I don't understand why people need to try and justify their guilt on this issue. So you stole something, big deal. You're not going to burn in hell. It doesn't exist.
I'm not personally trying to "justify guilt" on anything. I never said it was right, merely that it isn't theft and that it's not a criminal offence but a civil one, to continually describe it as such is hyperbole. It's not "theft" or "stealing" even in the literal sense, you deprive no one of any property.
If the literal meaning of theft was to deprive someone of property then the term Copyright Theft woudlnt exist would it. No it means to take from someone without their consent.
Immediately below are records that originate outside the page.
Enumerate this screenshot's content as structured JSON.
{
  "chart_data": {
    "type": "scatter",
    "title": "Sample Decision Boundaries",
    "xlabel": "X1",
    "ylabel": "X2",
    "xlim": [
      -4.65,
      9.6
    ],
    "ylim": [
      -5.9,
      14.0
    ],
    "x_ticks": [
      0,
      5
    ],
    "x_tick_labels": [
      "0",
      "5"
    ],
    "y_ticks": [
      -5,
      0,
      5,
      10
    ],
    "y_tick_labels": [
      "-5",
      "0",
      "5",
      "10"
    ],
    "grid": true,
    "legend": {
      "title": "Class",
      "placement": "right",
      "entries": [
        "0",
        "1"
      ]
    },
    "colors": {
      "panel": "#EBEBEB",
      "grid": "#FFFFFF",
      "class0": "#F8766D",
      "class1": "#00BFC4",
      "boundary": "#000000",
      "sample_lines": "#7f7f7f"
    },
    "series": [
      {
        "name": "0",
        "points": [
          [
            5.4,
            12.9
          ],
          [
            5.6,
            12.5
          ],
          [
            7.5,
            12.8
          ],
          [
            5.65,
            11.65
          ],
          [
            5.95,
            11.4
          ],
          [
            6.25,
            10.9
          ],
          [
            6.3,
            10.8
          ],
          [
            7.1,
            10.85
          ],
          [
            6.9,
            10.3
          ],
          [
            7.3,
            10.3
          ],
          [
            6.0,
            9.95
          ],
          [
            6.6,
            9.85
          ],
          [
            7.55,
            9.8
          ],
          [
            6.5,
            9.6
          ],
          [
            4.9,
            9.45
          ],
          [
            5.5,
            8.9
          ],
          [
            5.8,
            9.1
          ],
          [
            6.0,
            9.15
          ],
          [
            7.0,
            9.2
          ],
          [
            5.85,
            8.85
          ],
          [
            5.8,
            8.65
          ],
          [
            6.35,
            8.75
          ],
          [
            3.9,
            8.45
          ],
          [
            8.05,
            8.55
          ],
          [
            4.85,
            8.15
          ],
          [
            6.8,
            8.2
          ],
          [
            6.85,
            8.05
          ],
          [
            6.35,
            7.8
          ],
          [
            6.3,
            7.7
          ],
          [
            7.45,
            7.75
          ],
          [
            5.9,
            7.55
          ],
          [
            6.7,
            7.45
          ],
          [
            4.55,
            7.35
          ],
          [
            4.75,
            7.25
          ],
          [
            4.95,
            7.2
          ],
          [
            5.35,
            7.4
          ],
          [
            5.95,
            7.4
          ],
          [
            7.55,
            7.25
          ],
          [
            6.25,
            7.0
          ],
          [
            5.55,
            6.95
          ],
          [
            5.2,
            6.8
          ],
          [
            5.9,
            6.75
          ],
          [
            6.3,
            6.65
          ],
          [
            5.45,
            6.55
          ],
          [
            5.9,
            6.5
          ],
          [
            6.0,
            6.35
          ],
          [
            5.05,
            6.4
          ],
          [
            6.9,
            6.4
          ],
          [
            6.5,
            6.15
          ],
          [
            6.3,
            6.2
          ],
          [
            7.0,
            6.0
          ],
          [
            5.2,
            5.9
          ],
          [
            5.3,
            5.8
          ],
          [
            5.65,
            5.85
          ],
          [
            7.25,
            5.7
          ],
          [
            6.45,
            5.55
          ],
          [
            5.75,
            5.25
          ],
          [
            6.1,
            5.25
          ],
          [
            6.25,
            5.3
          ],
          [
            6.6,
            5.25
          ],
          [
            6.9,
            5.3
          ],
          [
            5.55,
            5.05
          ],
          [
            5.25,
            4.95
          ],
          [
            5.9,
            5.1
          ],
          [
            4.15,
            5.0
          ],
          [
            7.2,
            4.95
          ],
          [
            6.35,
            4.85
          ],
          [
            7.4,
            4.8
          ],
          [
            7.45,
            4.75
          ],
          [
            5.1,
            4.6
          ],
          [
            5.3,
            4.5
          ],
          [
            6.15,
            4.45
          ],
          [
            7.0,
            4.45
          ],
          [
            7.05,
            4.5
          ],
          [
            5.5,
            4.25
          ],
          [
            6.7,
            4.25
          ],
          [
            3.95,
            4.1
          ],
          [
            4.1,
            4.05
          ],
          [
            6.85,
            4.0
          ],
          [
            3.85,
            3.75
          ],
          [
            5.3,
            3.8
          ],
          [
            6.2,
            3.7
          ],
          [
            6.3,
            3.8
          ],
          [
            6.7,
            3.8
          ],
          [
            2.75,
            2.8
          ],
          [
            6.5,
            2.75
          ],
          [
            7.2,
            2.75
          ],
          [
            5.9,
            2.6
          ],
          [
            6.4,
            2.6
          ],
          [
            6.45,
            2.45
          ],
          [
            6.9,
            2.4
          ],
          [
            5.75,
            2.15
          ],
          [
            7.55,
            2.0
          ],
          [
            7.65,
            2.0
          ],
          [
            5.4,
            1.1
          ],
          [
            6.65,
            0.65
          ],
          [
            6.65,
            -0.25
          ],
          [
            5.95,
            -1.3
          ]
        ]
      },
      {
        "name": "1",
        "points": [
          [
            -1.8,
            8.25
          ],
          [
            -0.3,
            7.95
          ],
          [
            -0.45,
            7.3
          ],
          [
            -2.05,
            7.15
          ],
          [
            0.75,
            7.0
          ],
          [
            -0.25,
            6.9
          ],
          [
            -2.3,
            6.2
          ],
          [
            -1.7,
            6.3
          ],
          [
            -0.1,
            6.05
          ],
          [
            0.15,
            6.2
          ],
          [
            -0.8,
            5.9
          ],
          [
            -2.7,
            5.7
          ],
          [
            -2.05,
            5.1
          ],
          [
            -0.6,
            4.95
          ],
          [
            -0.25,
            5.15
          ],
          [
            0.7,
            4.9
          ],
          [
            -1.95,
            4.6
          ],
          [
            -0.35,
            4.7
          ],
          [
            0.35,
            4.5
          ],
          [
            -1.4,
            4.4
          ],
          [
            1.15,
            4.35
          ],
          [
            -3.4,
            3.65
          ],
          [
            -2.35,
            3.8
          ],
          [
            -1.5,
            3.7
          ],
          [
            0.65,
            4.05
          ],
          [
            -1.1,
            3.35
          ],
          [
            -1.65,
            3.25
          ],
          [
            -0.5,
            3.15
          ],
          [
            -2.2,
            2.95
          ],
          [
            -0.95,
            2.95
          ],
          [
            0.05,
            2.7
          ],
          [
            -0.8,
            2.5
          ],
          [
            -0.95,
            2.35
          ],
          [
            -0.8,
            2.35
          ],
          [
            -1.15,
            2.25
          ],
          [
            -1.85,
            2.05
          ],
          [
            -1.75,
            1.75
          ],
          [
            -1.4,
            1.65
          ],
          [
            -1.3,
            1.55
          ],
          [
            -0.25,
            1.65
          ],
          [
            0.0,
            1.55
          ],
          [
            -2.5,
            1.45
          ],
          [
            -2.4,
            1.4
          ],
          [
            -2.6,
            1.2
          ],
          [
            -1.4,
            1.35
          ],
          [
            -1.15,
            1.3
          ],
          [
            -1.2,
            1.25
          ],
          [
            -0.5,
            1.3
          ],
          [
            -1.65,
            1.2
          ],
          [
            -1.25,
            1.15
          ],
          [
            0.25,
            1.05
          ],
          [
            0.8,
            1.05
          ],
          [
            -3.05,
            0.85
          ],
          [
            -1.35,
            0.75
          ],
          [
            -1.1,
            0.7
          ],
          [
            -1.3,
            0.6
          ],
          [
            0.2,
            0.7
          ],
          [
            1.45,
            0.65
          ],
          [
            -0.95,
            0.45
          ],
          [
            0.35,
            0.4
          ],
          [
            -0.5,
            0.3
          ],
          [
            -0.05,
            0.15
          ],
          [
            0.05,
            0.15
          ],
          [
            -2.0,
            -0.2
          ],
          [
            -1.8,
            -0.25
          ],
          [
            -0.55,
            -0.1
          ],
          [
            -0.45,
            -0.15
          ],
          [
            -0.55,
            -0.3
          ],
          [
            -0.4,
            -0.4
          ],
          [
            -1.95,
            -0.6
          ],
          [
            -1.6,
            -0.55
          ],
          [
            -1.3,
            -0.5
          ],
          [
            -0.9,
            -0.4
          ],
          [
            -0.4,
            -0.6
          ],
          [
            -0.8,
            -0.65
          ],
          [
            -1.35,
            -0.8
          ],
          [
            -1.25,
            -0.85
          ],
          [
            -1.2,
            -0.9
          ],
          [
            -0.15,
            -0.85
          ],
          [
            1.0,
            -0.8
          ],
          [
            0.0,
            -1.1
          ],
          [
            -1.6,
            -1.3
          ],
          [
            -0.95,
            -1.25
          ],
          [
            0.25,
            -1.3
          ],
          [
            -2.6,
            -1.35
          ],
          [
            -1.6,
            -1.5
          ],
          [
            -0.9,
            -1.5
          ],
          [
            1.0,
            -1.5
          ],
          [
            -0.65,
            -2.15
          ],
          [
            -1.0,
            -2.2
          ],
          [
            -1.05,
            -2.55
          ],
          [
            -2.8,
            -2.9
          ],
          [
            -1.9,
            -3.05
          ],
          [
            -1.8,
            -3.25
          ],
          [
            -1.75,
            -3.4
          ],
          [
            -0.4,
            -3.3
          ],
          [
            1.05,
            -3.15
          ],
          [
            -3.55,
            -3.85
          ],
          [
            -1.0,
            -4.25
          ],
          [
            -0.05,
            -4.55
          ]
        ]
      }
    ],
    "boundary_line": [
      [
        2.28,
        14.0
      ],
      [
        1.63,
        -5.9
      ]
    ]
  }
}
But legally speaking it's "copyright infringement", and that's the only real authority here on the correct language. "Copyright theft" is an emotive term enthusiastically promoted by groups trying to conflate the nature of the civil offence with the criminal one of theft. That's why the police prosecute you for one, and the copyright holder has to handle the other. Just because some people want to call a spade a bucket doesn't make it so.
This message was edited 1 time. Last update was at 2011/01/21 18:14:01
whatwhat wrote:You see what happened there was, he used the literal term 'theft' and you jumped down his neck with the term 'theft' defined by law. If you had went on the read the rest of his post that's quite clear.
I don't understand why people need to try and justify their guilt on this issue. So you stole something, big deal. You're not going to burn in hell. It doesn't exist.
I'm not personally trying to "justify guilt" on anything. I never said it was right, merely that it isn't theft and that it's not a criminal offence but a civil one, to continually describe it as such is hyperbole. It's not "theft" or "stealing" even in the literal sense, you deprive no one of any property.
If the literal meaning of theft was to deprive someone of property then the term Copyright Theft woudlnt exist would it. No it means to take from someone without their consent.
But legally speaking it's "copyright infringement", and that's the only real authority here on the correct language. "Copyright theft" is an emotive term enthusiastically promoted by groups trying to conflate the nature of the civil offence with the criminal one of theft. That's why the police prosecute you for one, and the copyright holder has to handle the other. Just because some people want to call a spade a bucket doesn't make it so.
The point still remains that the idea that someone needs to be deprived of their own property in order for something to be considred 'theft' is entirely your own definition. And in any case however you want to define theft, Perkustin's post clearly wasn't talking about it on that level as you are, therefore you rebutting him on that basis seems a bit off. Besides, outside of claiming piracy is not theft on a legal level, I really don't know why you need to argue priacy can't be described as theft on a literal level, unless you have some moral issue with the word theft and somehow by disassociating it with piracy you gain something.
This message was edited 2 times. Last update was at 2011/01/21 18:50:26
whatwhat wrote:Besides, outside of claiming piracy is not theft on a legal level, I really don't know why you need to argue priacy can't be described as theft on a literal level, unless you have some moral issue with the word theft and somehow by disassociating it with piracy you gain something.
It's not what I would gain but what powers music/film companies hope to gain, partly though encouraging common usage of loaded terms like 'theft' in place of infringement, that bothers me. For instance the advert earlier on is widely shown before films in cinemas and on DVD and it basically tells people that downloading is stealing just like stealing a car or TV. That's plainly misleading.